What is to be done? According to Byron — who admitted his current book is light on proposed solutions, and is writing another one that will focus more on the ways out of the four-sided crisis he describes — “what’s needed is a broad-based movement” of people organizing and campaigning, mostly outside the existing political system but also within it, to demand positive change. Byron said that until 2006 he was active within the Democratic party — he even ran for U.S. Congress against Darrell Issa in 2004 — but he’s since dropped out of party politics because, “While the parties at the local level are filled with idealistic people, the higher you get the less eager people are to do anything that challenges the status quo.”

For a number of reasons — the most important being that both Republican and Democratic parties are dependent for their survival on money from corporations or their stockholders and executives — “the political parties are incapable of bringing about change,” Byron said.

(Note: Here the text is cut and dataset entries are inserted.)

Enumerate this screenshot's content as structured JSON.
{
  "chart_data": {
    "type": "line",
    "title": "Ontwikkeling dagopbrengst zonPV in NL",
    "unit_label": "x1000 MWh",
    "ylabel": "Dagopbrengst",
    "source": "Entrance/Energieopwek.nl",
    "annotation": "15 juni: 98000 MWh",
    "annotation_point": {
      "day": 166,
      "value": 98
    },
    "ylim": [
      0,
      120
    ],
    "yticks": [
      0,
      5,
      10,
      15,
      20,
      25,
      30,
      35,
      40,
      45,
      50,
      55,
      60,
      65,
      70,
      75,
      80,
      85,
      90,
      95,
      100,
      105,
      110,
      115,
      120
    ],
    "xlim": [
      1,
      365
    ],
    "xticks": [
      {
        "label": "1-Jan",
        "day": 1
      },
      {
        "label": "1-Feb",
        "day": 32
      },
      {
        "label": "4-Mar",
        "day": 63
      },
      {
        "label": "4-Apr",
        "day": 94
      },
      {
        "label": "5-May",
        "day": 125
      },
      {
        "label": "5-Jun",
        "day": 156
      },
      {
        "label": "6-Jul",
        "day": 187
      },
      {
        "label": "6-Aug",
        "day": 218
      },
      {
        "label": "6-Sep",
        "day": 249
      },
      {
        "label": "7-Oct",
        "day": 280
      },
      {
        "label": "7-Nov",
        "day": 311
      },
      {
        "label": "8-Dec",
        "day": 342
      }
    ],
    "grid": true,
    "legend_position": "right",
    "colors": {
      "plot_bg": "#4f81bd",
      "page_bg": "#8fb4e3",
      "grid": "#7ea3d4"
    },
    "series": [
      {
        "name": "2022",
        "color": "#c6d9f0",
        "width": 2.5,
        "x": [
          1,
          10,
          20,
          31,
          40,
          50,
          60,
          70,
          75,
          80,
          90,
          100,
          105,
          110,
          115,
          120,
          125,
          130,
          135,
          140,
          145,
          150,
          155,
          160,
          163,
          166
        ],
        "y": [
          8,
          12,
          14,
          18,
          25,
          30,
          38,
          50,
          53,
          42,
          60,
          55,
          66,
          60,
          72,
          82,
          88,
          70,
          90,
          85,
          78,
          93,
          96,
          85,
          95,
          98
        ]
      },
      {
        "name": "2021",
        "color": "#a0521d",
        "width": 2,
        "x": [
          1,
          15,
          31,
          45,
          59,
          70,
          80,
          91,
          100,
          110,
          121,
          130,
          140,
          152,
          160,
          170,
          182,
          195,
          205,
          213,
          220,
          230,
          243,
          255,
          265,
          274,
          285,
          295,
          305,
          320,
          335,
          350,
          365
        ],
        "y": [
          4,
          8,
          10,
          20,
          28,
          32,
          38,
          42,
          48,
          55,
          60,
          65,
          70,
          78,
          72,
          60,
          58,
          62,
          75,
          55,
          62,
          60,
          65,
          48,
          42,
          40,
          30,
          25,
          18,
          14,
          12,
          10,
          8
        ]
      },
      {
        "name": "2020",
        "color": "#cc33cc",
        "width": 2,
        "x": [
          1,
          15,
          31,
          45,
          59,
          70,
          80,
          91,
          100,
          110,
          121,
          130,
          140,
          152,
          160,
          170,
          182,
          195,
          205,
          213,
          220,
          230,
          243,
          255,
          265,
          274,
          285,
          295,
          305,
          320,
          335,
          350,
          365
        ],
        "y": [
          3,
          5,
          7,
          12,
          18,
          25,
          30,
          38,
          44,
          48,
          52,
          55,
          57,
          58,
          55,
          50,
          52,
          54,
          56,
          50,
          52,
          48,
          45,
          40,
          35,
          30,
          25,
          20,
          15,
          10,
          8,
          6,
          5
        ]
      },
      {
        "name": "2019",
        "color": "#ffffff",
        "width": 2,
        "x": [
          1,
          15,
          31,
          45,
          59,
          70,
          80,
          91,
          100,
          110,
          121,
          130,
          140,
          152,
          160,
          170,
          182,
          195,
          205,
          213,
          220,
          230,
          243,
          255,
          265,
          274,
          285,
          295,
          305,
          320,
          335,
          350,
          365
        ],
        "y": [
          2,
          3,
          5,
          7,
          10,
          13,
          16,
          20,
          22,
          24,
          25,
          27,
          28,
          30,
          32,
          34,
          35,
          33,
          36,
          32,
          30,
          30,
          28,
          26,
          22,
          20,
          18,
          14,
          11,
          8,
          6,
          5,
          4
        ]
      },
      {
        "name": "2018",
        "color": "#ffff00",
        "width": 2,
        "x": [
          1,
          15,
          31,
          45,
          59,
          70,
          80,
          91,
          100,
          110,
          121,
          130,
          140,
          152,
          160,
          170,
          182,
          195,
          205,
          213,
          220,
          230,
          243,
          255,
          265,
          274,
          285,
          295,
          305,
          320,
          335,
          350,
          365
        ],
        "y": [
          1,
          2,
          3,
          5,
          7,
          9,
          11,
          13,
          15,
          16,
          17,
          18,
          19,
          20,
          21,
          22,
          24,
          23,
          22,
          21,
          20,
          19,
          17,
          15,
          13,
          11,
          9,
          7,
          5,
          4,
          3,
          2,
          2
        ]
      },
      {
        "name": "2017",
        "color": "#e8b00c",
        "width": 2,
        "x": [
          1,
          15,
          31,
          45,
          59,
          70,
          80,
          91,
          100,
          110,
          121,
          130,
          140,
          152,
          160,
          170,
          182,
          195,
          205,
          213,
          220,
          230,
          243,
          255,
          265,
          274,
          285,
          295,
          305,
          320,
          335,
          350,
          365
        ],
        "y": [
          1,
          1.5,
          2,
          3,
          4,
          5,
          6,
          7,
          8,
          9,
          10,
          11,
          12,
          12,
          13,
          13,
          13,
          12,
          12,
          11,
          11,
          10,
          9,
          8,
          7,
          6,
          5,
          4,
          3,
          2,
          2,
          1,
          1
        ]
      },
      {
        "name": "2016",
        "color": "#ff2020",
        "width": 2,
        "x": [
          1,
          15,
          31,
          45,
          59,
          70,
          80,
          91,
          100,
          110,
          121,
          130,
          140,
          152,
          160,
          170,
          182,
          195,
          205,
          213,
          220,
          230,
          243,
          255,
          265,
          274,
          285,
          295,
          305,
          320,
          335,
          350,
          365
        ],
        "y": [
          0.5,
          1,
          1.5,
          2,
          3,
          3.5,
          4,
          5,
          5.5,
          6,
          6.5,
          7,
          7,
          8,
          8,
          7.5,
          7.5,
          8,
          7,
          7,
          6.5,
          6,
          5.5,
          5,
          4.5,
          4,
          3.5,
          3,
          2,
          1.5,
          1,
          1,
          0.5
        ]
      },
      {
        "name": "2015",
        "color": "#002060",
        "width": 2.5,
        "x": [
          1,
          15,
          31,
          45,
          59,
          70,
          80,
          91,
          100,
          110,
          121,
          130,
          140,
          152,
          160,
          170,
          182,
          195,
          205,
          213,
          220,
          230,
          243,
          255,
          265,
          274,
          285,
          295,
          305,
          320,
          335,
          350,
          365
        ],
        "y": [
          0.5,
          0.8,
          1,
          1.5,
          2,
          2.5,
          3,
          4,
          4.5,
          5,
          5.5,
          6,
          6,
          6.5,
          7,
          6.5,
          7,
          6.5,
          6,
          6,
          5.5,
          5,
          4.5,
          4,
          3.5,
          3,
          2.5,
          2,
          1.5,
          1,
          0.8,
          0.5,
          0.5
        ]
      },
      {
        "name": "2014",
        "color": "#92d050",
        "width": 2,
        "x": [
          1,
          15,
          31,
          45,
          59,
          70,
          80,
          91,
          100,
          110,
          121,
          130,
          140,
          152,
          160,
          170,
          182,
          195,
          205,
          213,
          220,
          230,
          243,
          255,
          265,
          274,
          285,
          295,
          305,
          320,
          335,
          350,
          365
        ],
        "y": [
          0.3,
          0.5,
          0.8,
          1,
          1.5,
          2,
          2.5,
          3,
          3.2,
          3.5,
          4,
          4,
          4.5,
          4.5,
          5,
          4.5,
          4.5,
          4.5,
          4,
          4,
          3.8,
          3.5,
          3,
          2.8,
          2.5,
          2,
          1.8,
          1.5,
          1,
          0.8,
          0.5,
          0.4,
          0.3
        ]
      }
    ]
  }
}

He cited the African-American civil rights movement of the 1960’s — a movement “from outside and inside the parties, that would accept nothing less than that we do what we need to do” — as the model for the kind of activism we need. Byron also said that we have to be willing to put our own money where our mouths are; he said that he personally spent $10,000 on solar panels for his home. Joking that this expenditure “probably horrified my wife” (who was at his San Diego library presentation with him), he said, “I needed to put my research into action.”

A good part of Byron’s prescription is for Americans to move away from the incredible consumerism and acquisitiveness we’ve been encouraged in by a multi-billion dollar advertising industry. “As long as we keep wanting more wealth and more stuff, we aren’t going to change until it’s too late,” he said.